Since analogue networks do not have the addressability, LCOs should be allowed to take only a few selected pay channels that meet the demand and afford ability of  their subscribers. 

c) Cut leakage through non-paying  subscribers. TRAI needs to come out with a fresh regulation for the handling of non-paying subscribers, penalties for defaulting subscribers, business protection policy of cable operators suffering out of public grievances risen because of malfunctioning of MSO’s system etc.

Revenue Share Between MSO and Cable Operator

TRAI cannot delink revenue share from the minimum operational cost borne by the cable operators from subscription rates. It should workout the subscription rates accordingly and ensure that revenue share of the LCO can enable him to survive his business. 

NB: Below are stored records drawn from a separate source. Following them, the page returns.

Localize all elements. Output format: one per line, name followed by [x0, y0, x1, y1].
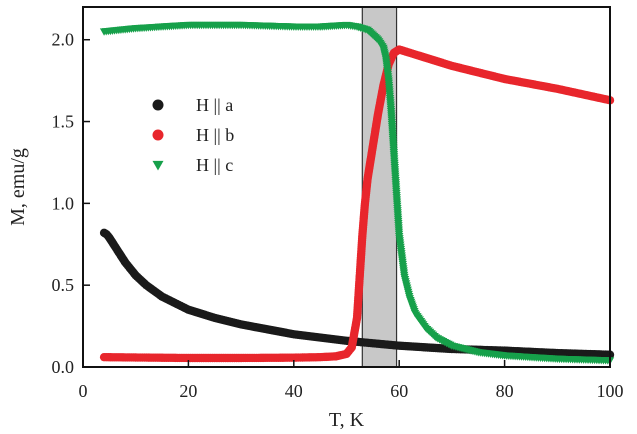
y-axis-title: M, emu/g — [7, 148, 29, 226]
x-tick-label: 0 — [79, 381, 88, 401]
y-tick-label: 1.5 — [52, 112, 75, 132]
x-tick-label: 100 — [597, 381, 624, 401]
series-layer — [99, 21, 615, 365]
legend: H || a H || b H || c — [152, 95, 234, 175]
y-tick-label: 2.0 — [52, 30, 75, 50]
legend-marker — [152, 99, 164, 111]
y-tick-label: 0.5 — [52, 275, 75, 295]
legend-label: H || c — [196, 155, 233, 175]
legend-label: H || a — [196, 95, 233, 115]
x-tick-label: 40 — [285, 381, 303, 401]
legend-marker — [152, 160, 164, 171]
series-2 — [99, 45, 615, 363]
tick-layer: 0 20 40 60 80 100 0.0 0.5 1.0 1.5 2.0 — [52, 30, 624, 401]
x-axis-title: T, K — [329, 409, 365, 431]
x-tick-label: 80 — [496, 381, 514, 401]
legend-marker — [152, 129, 164, 141]
series-1 — [99, 228, 615, 359]
y-tick-label: 0.0 — [52, 357, 75, 377]
x-tick-label: 20 — [179, 381, 197, 401]
plot-frame — [82, 6, 611, 368]
y-tick-label: 1.0 — [52, 193, 75, 213]
x-tick-label: 60 — [390, 381, 408, 401]
legend-label: H || b — [196, 125, 234, 145]
series-3 — [99, 21, 615, 365]
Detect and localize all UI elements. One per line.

TRAI has not tried to evolve a Business Model for a stable operation between MSO & LCO in the process of restructuring the cable TV industry in a manner that no one feels threatened and there is a hope for future growth for both. They have left it to mutual negotiations that have failed since 1994 when the MSOs entered the market first. At present the LCO feels that his investment and hardwork is not secured and his registration in post office and in MIB could be revoked on petty reasons. Providing a secured business environment is essential, atleast for the next five years, to let peaceful business consolidation takes place rather than hostile take-overs. 

Any cable operator installing a digital headend in Non-DAS areas voluntarily, must be given full help and protection by TRAI and MIB in getting the registration and the content without any hassle. Operators have faced many problems in Phase-I and II, causing disappointments, resulting in a very few registrations compared to the number of cable operators and independent MSOs present in DAS cities. 

Reporting Requirement 

Although many reporting requirements are mandated but stake holders seldom do that. TRAI must have a strong monitoring system to ensure correct reports are made and strict action should be taken against any violations. Also frequent changes of converting FTA channels to ‘Pay’ and vice-versa should not be permitted.  

TRAI should avoid long drawn litigations, challenging its Regulations

Every regulation has been challenged in the courts; Our past experience has shown that TRAI does not have any mechanism to ensure implementation of its regulations at the grass-root level, particularly where violating company is a large corporate, who can take the regulator to court. They employ many senior experienced lawyers including ex-Law Ministers and ex- I&B Ministers to defend themselves and take a stay on TRAI’s action, delay the proceedings of the case to no length while continuing to violate the regulations.

This period of lawlessness in the Industry has given boost to large media groups to monopolise the markets with their money power and political clout, creating a chaotic situation on the ground like in Phase I and II areas.

State Level Monitoring Committees

Every state must have a monitoring committee or a task force comprising of representatives of all stake holders and state departments to see the regulations are followed by all and facilitate MSOs and operators in getting Right of Way (RoW) and resolve other local issues.